His first brush with action came during the French Revolutionary Wars (1792-1802), when the European monarchies tried to throttle the fledgling French Republic. He immediately got his first taste of defeat.
The Battle of Boxtel 15 September 1794
Boxtel was Wellington’s debut action. By now a lieutenant-colonel, he was in command of the 33rd Regiment of Foot, part of an army commanded by the Duke of York (the second son of King George III) and General Ralph Abercromby.
An attempted Allied invasion of northern France had failed, and the Allied army was in retreat, pursued by the French. The Allies formed a line on the River Aa, with a forward outpost on the Dommel at Boxtel.

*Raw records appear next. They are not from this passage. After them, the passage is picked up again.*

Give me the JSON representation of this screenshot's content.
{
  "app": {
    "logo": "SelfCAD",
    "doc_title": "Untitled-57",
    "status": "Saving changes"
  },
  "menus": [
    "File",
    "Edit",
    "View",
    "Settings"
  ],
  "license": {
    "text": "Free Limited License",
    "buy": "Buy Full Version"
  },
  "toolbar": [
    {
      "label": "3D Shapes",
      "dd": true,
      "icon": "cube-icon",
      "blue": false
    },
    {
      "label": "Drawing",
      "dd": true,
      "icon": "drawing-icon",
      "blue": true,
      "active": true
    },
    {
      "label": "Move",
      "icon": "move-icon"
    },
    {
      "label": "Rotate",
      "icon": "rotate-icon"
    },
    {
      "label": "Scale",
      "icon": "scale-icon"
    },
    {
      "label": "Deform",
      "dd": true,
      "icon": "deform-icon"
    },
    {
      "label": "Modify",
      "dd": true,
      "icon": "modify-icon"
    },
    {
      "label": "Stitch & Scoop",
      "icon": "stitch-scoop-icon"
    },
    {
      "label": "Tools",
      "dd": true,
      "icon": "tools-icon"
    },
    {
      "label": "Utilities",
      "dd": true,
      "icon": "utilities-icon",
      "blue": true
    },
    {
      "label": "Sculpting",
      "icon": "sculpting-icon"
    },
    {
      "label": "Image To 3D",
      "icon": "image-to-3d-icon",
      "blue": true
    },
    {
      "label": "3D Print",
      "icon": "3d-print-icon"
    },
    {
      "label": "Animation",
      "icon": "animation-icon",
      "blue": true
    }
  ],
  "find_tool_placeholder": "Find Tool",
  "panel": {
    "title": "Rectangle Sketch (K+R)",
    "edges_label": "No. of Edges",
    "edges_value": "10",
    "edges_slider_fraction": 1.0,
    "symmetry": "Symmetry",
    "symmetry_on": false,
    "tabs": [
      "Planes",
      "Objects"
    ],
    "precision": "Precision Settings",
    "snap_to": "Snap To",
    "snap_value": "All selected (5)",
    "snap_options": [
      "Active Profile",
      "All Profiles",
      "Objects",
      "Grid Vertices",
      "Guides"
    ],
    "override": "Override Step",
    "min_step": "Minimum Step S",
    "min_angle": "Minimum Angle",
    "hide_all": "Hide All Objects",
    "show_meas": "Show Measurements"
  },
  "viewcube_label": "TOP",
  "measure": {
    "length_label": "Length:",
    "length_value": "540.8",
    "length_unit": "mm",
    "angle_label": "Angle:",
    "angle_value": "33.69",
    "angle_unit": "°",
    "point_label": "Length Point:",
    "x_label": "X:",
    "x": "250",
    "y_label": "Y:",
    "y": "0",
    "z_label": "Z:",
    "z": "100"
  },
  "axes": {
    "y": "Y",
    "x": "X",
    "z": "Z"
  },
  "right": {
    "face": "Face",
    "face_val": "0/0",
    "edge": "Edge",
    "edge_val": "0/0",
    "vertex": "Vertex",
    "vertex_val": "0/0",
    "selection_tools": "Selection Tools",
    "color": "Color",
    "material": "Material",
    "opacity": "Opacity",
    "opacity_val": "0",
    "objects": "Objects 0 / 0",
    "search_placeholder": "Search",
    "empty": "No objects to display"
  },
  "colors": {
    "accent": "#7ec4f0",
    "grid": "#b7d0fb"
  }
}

French forces forded the Dommel and fell upon the rear of the Hessian contingent of Allied troops, who were severely mauled and driven back. Abercromby was tasked with recapturing Boxtel, but, on encountering his enemy, overestimated its strength and withdrew.

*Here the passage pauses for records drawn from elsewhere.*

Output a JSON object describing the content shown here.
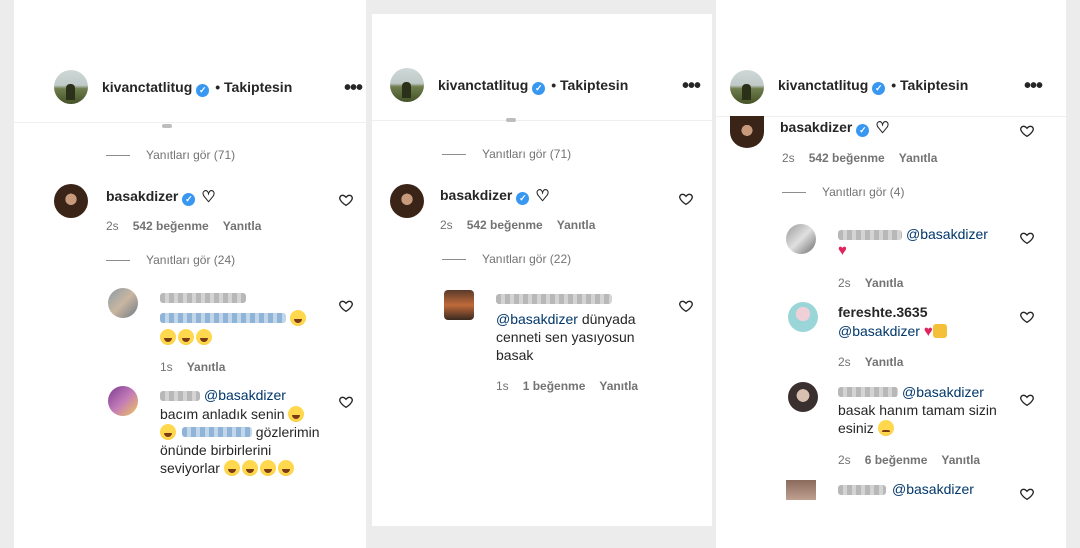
{
  "header": {
    "username": "kivanctatlitug",
    "follow_label": "• Takiptesin",
    "more_label": "•••"
  },
  "icons": {
    "verified": "verified-check-icon",
    "heart": "heart-outline-icon",
    "more": "more-dots-icon"
  },
  "panels": [
    {
      "top_replies": "Yanıtları gör (71)",
      "comment": {
        "username": "basakdizer",
        "time": "2s",
        "likes": "542 beğenme",
        "reply": "Yanıtla"
      },
      "replies_toggle": "Yanıtları gör (24)",
      "replies": [
        {
          "time": "1s",
          "reply": "Yanıtla"
        },
        {
          "mention": "@basakdizer",
          "line1": "bacım anladık senin",
          "line2": "gözlerimin",
          "line3": "önünde birbirlerini",
          "line4": "seviyorlar"
        }
      ]
    },
    {
      "top_replies": "Yanıtları gör (71)",
      "comment": {
        "username": "basakdizer",
        "time": "2s",
        "likes": "542 beğenme",
        "reply": "Yanıtla"
      },
      "replies_toggle": "Yanıtları gör (22)",
      "replies": [
        {
          "mention": "@basakdizer",
          "line1": "dünyada",
          "line2": "cenneti sen yasıyosun",
          "line3": "basak",
          "time": "1s",
          "likes": "1 beğenme",
          "reply": "Yanıtla"
        }
      ]
    },
    {
      "comment": {
        "username": "basakdizer",
        "time": "2s",
        "likes": "542 beğenme",
        "reply": "Yanıtla"
      },
      "replies_toggle": "Yanıtları gör (4)",
      "replies": [
        {
          "mention": "@basakdizer",
          "time": "2s",
          "reply": "Yanıtla"
        },
        {
          "username": "fereshte.3635",
          "mention": "@basakdizer",
          "time": "2s",
          "reply": "Yanıtla"
        },
        {
          "mention": "@basakdizer",
          "line1": "basak hanım tamam sizin",
          "line2": "esiniz",
          "time": "2s",
          "likes": "6 beğenme",
          "reply": "Yanıtla"
        },
        {
          "mention": "@basakdizer"
        }
      ]
    }
  ]
}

The Allied position disintegrated, with the Aa line abandoned, as the Anglo-German force withdrew behind the Meuse, with several forts lost. The loss of nerve at Boxtel, amid British command errors, made this an inglorious retreat.
Wellesley is said to have displayed ‘sang froid’ in the rearguard. The retreat could have degenerated into rout had the 33rd not stood firm (though Wellesley was not directly responsible for this). The young lieutenant-colonel – he was only 26 – ‘learned how things should not be done’.
Lessons: The need for accurate and plentiful intelligence, and for command clarity.
India, Interlude, Ireland
Dispatched to India with his regiment in 1797, Wellesley gained more experience of battle craft, and also of siege warfare, destined to play a larger part in his career.
His Indian sabbatical made him more cautious and hammered home the importance of sound logistics (later, he would ensure that his armies were better supplied and organised than those of the French, who tended to ‘live off the land’).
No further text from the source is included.